Los comos de la reconciliacion

De manera, tal vez muy burda para muchos o a penas suficiente para otros, López Obrador ha señalado al empresariado como corresponsable de la terrible desigualdad que existe en el país.

AMLO se ha dedicado a señalar a varios miembros del Consejo Mexicano de Negocios como una “minoría rapaz” en esta historia en donde los ricos son los malos y los pobres son las víctimas de abusos. Sin importar si coincidimos o no con esta historia, este grupo de prominentes empresarios se calcula que representan el 30 por ciento de la riqueza que produce el país; y, sus decisiones impactan en los empleos, PIB, mercados, y crecimiento de México.

Por eso, la reunión de Andrés Manuel López Obrador con el CMN era de mucho interés. Por un lado, para bajar la incertidumbre económica en la que estamos y empezar a ver cómo vienen los próximos años. Y por otro para conocer cómo podría ser la relación del posible futuro presidente con el empresariado.

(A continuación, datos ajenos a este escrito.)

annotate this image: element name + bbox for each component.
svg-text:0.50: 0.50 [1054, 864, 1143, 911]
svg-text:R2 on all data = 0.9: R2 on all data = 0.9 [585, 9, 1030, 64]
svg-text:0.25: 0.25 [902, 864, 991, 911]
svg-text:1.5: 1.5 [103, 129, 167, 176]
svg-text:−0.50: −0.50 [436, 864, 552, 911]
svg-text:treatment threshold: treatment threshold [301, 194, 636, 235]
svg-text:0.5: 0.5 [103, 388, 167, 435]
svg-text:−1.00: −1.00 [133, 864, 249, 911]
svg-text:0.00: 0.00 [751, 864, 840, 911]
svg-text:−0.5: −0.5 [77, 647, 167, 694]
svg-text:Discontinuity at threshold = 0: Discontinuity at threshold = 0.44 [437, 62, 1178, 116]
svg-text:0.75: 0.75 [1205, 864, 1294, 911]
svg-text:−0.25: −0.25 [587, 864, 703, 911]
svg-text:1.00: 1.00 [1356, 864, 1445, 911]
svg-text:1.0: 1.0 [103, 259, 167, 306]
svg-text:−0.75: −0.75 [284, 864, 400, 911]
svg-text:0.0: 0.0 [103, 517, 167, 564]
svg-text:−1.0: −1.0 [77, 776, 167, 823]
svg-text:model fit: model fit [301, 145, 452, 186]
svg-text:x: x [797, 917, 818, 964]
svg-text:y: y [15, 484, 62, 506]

López Obrador dijo que “se aclararon muchos temas”; y es que, la única manera de generar certeza es planteando los “cómos”. ¿Cómo se va a revisar la Reforma Energética? ¿Cómo se va a revisar la Reforma Educativa? ¿Cómo se va a plantear la amnistía? ¿Cuáles son los privilegios que piensa quitarle a estos empresarios? ¿Habrá nuevos impuestos para los grandes negocios de México? ¿Cómo piensa hacer más distributivo su gobierno?

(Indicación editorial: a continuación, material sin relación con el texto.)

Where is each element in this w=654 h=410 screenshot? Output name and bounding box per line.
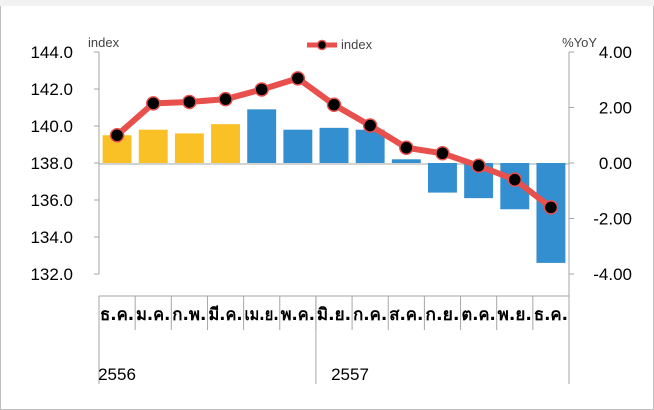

Parece que para AMLO ya llegaron los tiempos de reconciliación y le viene muy bien a pocos días de la elección mostrar su carácter de mediador. Esta reunión y su resultado inicial en el que se da un compromiso por trabajar juntos en el caso de ganar la presidencia favorece al candidato y resta presión al clima de miedo e incertidumbre. Le puede hasta dar un impulso final si logra bajar el nerviosismo y transmitir tranquilidad.

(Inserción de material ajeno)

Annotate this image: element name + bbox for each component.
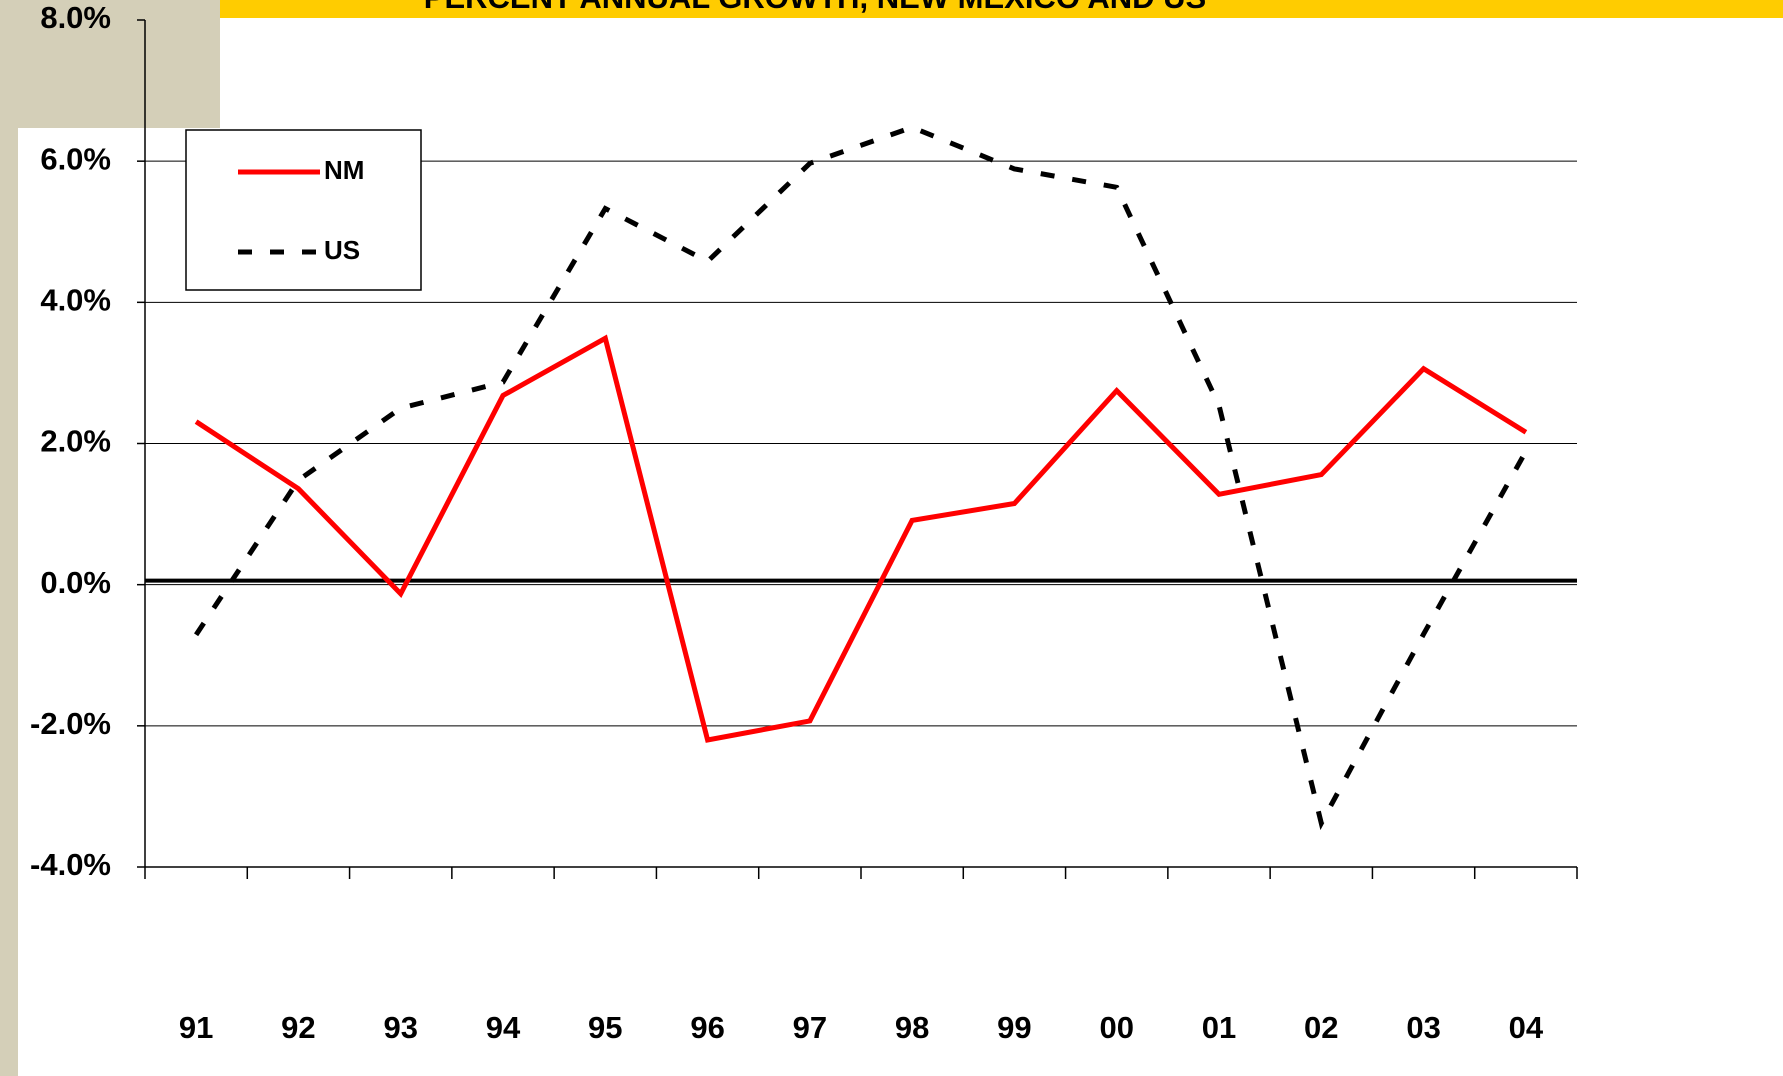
x-tick-label: 97	[793, 1010, 827, 1045]
chart-title: PERCENT ANNUAL GROWTH, NEW MEXICO AND US	[424, 0, 1206, 15]
x-tick-label: 98	[895, 1010, 929, 1045]
x-tick-label: 03	[1406, 1010, 1440, 1045]
x-tick-label: 91	[179, 1010, 213, 1045]
y-tick-label: -2.0%	[30, 706, 111, 741]
x-tick-label: 04	[1509, 1010, 1544, 1045]
y-tick-label: 4.0%	[40, 283, 111, 318]
legend-label: US	[324, 235, 360, 265]
y-tick-label: 6.0%	[40, 141, 111, 176]
x-tick-label: 95	[588, 1010, 622, 1045]
x-tick-label: 96	[690, 1010, 724, 1045]
legend-box	[185, 129, 422, 291]
x-tick-label: 02	[1304, 1010, 1338, 1045]
x-tick-label: 92	[281, 1010, 315, 1045]
legend-label: NM	[324, 155, 364, 185]
title-banner	[220, 0, 1783, 18]
y-tick-label: 2.0%	[40, 424, 111, 459]
background-panel	[0, 0, 220, 128]
x-tick-label: 99	[997, 1010, 1031, 1045]
x-tick-label: 93	[383, 1010, 417, 1045]
series-line	[194, 334, 1528, 743]
y-tick-label: 8.0%	[40, 0, 111, 35]
x-tick-label: 01	[1202, 1010, 1236, 1045]
x-tick-label: 94	[486, 1010, 521, 1045]
y-tick-label: -4.0%	[30, 847, 111, 882]
y-tick-label: 0.0%	[40, 565, 111, 600]
series-line	[194, 124, 1529, 831]
x-tick-label: 00	[1099, 1010, 1133, 1045]
background-strip	[0, 0, 18, 1076]
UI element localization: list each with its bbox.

Si algo ya ganó en estas elecciones es sensibilizar al empresariado de la grosera desigualdad que existe y obligarlos a ser parte de la solución. Al decir, tras la reunión con López Obrador, que los empresarios están dispuestos a discutir cuáles son las posibles soluciones a los problemas de México y que existe apertura al diálogo, ganamos todos. La verdad todo esto resulta una bandeja de plata para AMLO, ya que lo está sabiendo aprovechar en el mejor momento.

Ahora, queda la llamada de atención sobre el rechazo al discurso que divide o resalta las diferencias. Pero, al parecer, los tiempos de dividir quedaron atrás. Ahora la estrategia es “reconciliar”.

Y lo digo entrecomillado y con un poco de sarcasmo, porque a mí todo me suena a un plan maquiavélico. Primero divide entre ricos y pobres, malos y buenos, niños bonitos y morenos; y luego, reconcílialos. En su proyecto de nación establece que quiere separar el dinero de la política. Pero ahora parecen más unidos y más indispensables que nunca. Yo de verdad veo tantas contradicciones ¿o son pragmatismos? ¿o son oportunismos? ¿o son cambios de forma de pensar?

Pero también veo la necesidad de certeza, el miedo a la incertidumbre y la urgencia de tranquilidad. Así que los mensajes de reconciliación, trabajo unido y entendimiento vienen en un gran momento. Ahora sólo queda averiguar los “cómos”.